Forgiveness can be the most difficult step in the search for resolution, but as these stories below show, it can also be the first step to peace—no matter how horrendous the circumstances. In honor of International Day of Peace, we share three amazing stories of forgiveness.

The prisoner who forgave her Nazi captor

Corrie Ten Boom, her sister, and her father were imprisoned in the concentration camps of Nazi-occupied Netherlands for harboring Jews. Ten Boom was the only member of her family to survive imprisonment. Decades later, she came face to face with one of her captors. Believing that forgiveness would allow her to rebuild her life, she embraced his hand and forgave.

The mother who forgave her son’s killer

Samereh Alinejad’s son Adbollah was stabbed to death in a street fight in Iran in 2007. Samereh had already lost one child years ago. The night before her son’s killer was to be executed, Samereh had a dream in which Abdollah had wished for forgiveness and decided to pardon the man.
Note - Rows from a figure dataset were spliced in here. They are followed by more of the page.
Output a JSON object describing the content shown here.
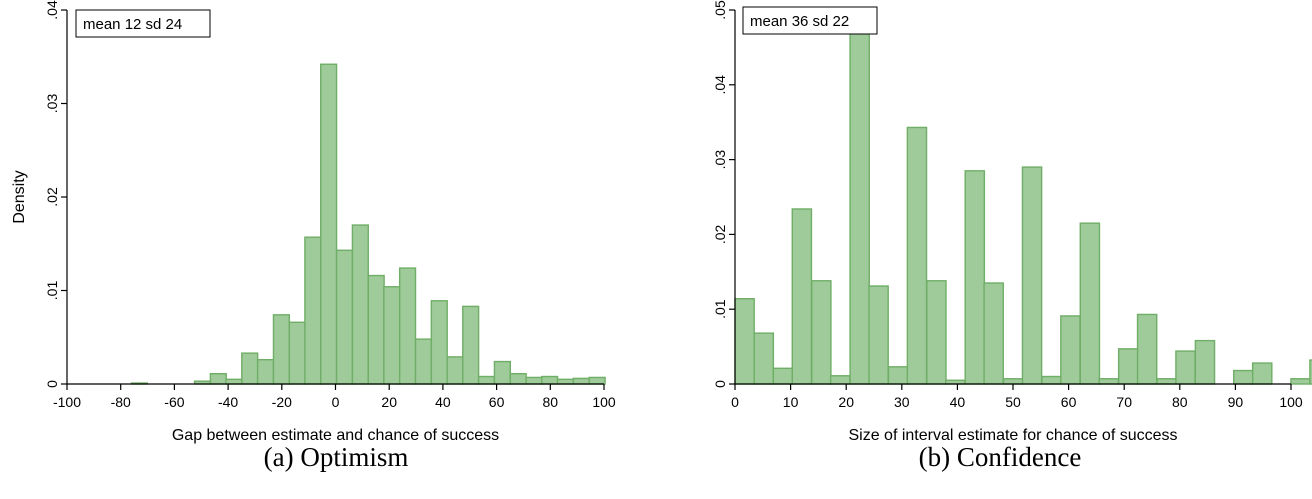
{
  "colors": {
    "bar_fill": "#9fcb9a",
    "bar_edge": "#6fae66"
  },
  "chart_data": [
    {
      "type": "bar",
      "caption": "(a) Optimism",
      "annotation": "mean 12 sd 24",
      "xlabel": "Gap between estimate and chance of success",
      "ylabel": "Density",
      "xlim": [
        -100,
        100
      ],
      "ylim": [
        0,
        0.04
      ],
      "xticks": [
        -100,
        -80,
        -60,
        -40,
        -20,
        0,
        20,
        40,
        60,
        80,
        100
      ],
      "xtick_labels": [
        "-100",
        "-80",
        "-60",
        "-40",
        "-20",
        "0",
        "20",
        "40",
        "60",
        "80",
        "100"
      ],
      "yticks": [
        0,
        0.01,
        0.02,
        0.03,
        0.04
      ],
      "ytick_labels": [
        "0",
        ".01",
        ".02",
        ".03",
        ".04"
      ],
      "bin_width": 5.9,
      "bins": [
        {
          "x": -76.0,
          "y": 0.0001
        },
        {
          "x": -52.5,
          "y": 0.0003
        },
        {
          "x": -46.6,
          "y": 0.0011
        },
        {
          "x": -40.8,
          "y": 0.0005
        },
        {
          "x": -34.9,
          "y": 0.0033
        },
        {
          "x": -29.0,
          "y": 0.0026
        },
        {
          "x": -23.1,
          "y": 0.0074
        },
        {
          "x": -17.2,
          "y": 0.0066
        },
        {
          "x": -11.4,
          "y": 0.0157
        },
        {
          "x": -5.5,
          "y": 0.0342
        },
        {
          "x": 0.4,
          "y": 0.0143
        },
        {
          "x": 6.3,
          "y": 0.017
        },
        {
          "x": 12.2,
          "y": 0.0116
        },
        {
          "x": 18.0,
          "y": 0.0104
        },
        {
          "x": 23.9,
          "y": 0.0124
        },
        {
          "x": 29.8,
          "y": 0.0048
        },
        {
          "x": 35.7,
          "y": 0.0089
        },
        {
          "x": 41.6,
          "y": 0.0029
        },
        {
          "x": 47.4,
          "y": 0.0083
        },
        {
          "x": 53.3,
          "y": 0.0008
        },
        {
          "x": 59.2,
          "y": 0.0024
        },
        {
          "x": 65.1,
          "y": 0.0011
        },
        {
          "x": 71.0,
          "y": 0.0007
        },
        {
          "x": 76.8,
          "y": 0.0008
        },
        {
          "x": 82.7,
          "y": 0.0005
        },
        {
          "x": 88.6,
          "y": 0.0006
        },
        {
          "x": 94.5,
          "y": 0.0007
        }
      ]
    },
    {
      "type": "bar",
      "caption": "(b) Confidence",
      "annotation": "mean 36 sd 22",
      "xlabel": "Size of interval estimate for chance of success",
      "ylabel": "",
      "xlim": [
        0,
        100
      ],
      "ylim": [
        0,
        0.05
      ],
      "xticks": [
        0,
        10,
        20,
        30,
        40,
        50,
        60,
        70,
        80,
        90,
        100
      ],
      "xtick_labels": [
        "0",
        "10",
        "20",
        "30",
        "40",
        "50",
        "60",
        "70",
        "80",
        "90",
        "100"
      ],
      "yticks": [
        0,
        0.01,
        0.02,
        0.03,
        0.04,
        0.05
      ],
      "ytick_labels": [
        "0",
        ".01",
        ".02",
        ".03",
        ".04",
        ".05"
      ],
      "bin_width": 3.45,
      "bins": [
        {
          "x": 0.0,
          "y": 0.0114
        },
        {
          "x": 3.45,
          "y": 0.0068
        },
        {
          "x": 6.9,
          "y": 0.0021
        },
        {
          "x": 10.3,
          "y": 0.0234
        },
        {
          "x": 13.8,
          "y": 0.0138
        },
        {
          "x": 17.2,
          "y": 0.0011
        },
        {
          "x": 20.7,
          "y": 0.0482
        },
        {
          "x": 24.1,
          "y": 0.0131
        },
        {
          "x": 27.6,
          "y": 0.0023
        },
        {
          "x": 31.0,
          "y": 0.0343
        },
        {
          "x": 34.5,
          "y": 0.0138
        },
        {
          "x": 37.9,
          "y": 0.0005
        },
        {
          "x": 41.4,
          "y": 0.0285
        },
        {
          "x": 44.8,
          "y": 0.0135
        },
        {
          "x": 48.3,
          "y": 0.0007
        },
        {
          "x": 51.7,
          "y": 0.029
        },
        {
          "x": 55.2,
          "y": 0.001
        },
        {
          "x": 58.6,
          "y": 0.0091
        },
        {
          "x": 62.1,
          "y": 0.0215
        },
        {
          "x": 65.5,
          "y": 0.0007
        },
        {
          "x": 69.0,
          "y": 0.0047
        },
        {
          "x": 72.4,
          "y": 0.0093
        },
        {
          "x": 75.9,
          "y": 0.0007
        },
        {
          "x": 79.3,
          "y": 0.0044
        },
        {
          "x": 82.8,
          "y": 0.0058
        },
        {
          "x": 89.7,
          "y": 0.0018
        },
        {
          "x": 93.1,
          "y": 0.0028
        },
        {
          "x": 100.0,
          "y": 0.0007
        },
        {
          "x": 103.4,
          "y": 0.0032
        }
      ]
    }
  ]
}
The Rwandan genocide survivor who forgave a Hutu militant that murdered her family

Immaculee Ilibagiza was forced into hiding during the Rwandan Genocide. She hid for three months in a tiny bathroom with seven other women, until the killing was over, only to discover that her entire family living in Rwanda had been killed by Hutu militants. Years later, Ilibagiza, a Tutsi, visited the prison where one of her family’s killers was incarcerated. She believed the rest of his life would be one of torment and regret. Taking pity on him, she offered all that she could by saying the unthinkable, “I forgive you.”